There was a knock at the door. The older daughter opened it. There stood the monster. Only now he was simply a little old man. It was astonishing. After three years of praying for him, in strict obedience to her AA sponsor, even though she hadn't believed it would work, the little old guy no longer had any power over her. She invited him in. She gave him coffee and doughnuts. They even laughed together. They laughed together until tears ran down their faces. They were glad to be alive.
[cut to]
Years later. The old man was now in a nursing home. He had alienated everyone in the family with his rage and his cutting words and ways. Sometimes the older daughter visited him after work, but he had sundown syndrome now and was often asleep by the time she arrived in his room. When the day came that she got a call at work and was told the old man had died, she was sad, but not destroyed.
As time went by, the older daughter had learned how broken the monster was. It was never going to be okay that he had behaved so badly, but he couldn't hurt her anymore. She even realized that she had his sense of humor and his intelligence. She was grateful for that much. Even if she did see his eyes and nose in the mirror.
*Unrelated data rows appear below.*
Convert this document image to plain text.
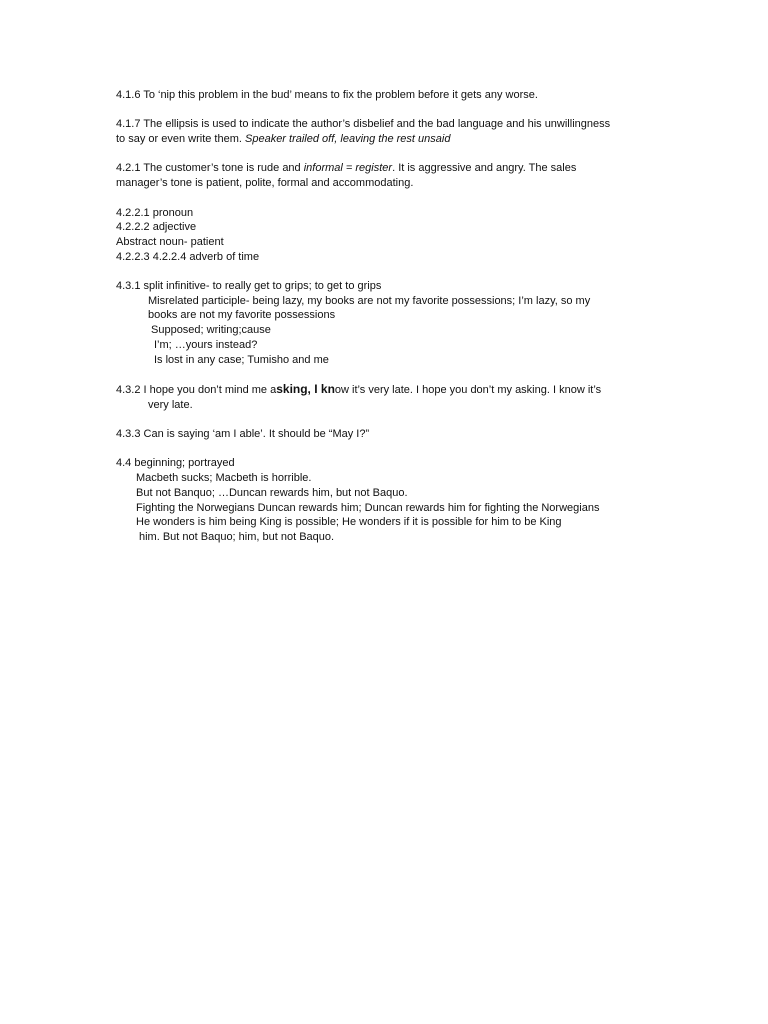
4.1.6 To ‘nip this problem in the bud’ means to fix the problem before it gets any worse.

4.1.7 The ellipsis is used to indicate the author’s disbelief and the bad language and his unwillingness
to say or even write them. Speaker trailed off, leaving the rest unsaid

4.2.1 The customer’s tone is rude and informal = register. It is aggressive and angry. The sales
manager’s tone is patient, polite, formal and accommodating.

4.2.2.1 pronoun
4.2.2.2 adjective
Abstract noun- patient
4.2.2.3 4.2.2.4 adverb of time

4.3.1 split infinitive- to really get to grips; to get to grips
Misrelated participle- being lazy, my books are not my favorite possessions; I’m lazy, so my
books are not my favorite possessions
Supposed; writing;cause
I’m; …yours instead?
Is lost in any case; Tumisho and me

4.3.2 I hope you don’t mind me asking, I know it’s very late. I hope you don’t my asking. I know it’s
very late.

4.3.3 Can is saying ‘am I able’. It should be “May I?”

4.4 beginning; portrayed
Macbeth sucks; Macbeth is horrible.
But not Banquo; …Duncan rewards him, but not Baquo.
Fighting the Norwegians Duncan rewards him; Duncan rewards him for fighting the Norwegians
He wonders is him being King is possible; He wonders if it is possible for him to be King
him. But not Baquo; him, but not Baquo.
She asked for him to be cremated directly. When the salesperson at the funeral home tried to guilt her into spending lots of money for a funeral, she pushed back with, "If I told you what my first memory of him is, you would be amazed that anyone even claimed his body."
[Return to the present]
Hi. I'm still an alcoholic, forty-some years into my sobriety. I pray and meditate every day, so I won't go back to the drink. I examine my conscience every day, tell God I'm sorry for what I did wrong and for what I was too scared to selfish to do. I sometimes think about my past with deep regret for the people I have hurt. I attend meetings so I can share my story. Not because I'm good or holy (though I am, and so are you), but because it keeps the craving for alcohol in the pit where it's been since I hit bottom. I am looking forward to my first in-person AA meeting since the pandemic began. I miss them and I miss getting hugs. They might have to be booty bumps, fist bumps, or Mr. Spock's "Live Long and Prosper" signs, but they will work all the same. Because we are all broken, and messy, and full of real, disinterested love for one another.
And I am grateful. Because I know whom I have believed, and am persuaded that He is able to keep that which I've committed until Him against that day. Because though I am still crazy after all these years, my daughter and her son, my great-grandson and my sister's brilliant children and grandchildren are completely aware of how messed up the world is right now, but know that they were born to deal with the world as it now is. I can rest, from time to time tip my toe into social activism again, and recall why it was all so urgent and so desperate and so much fun.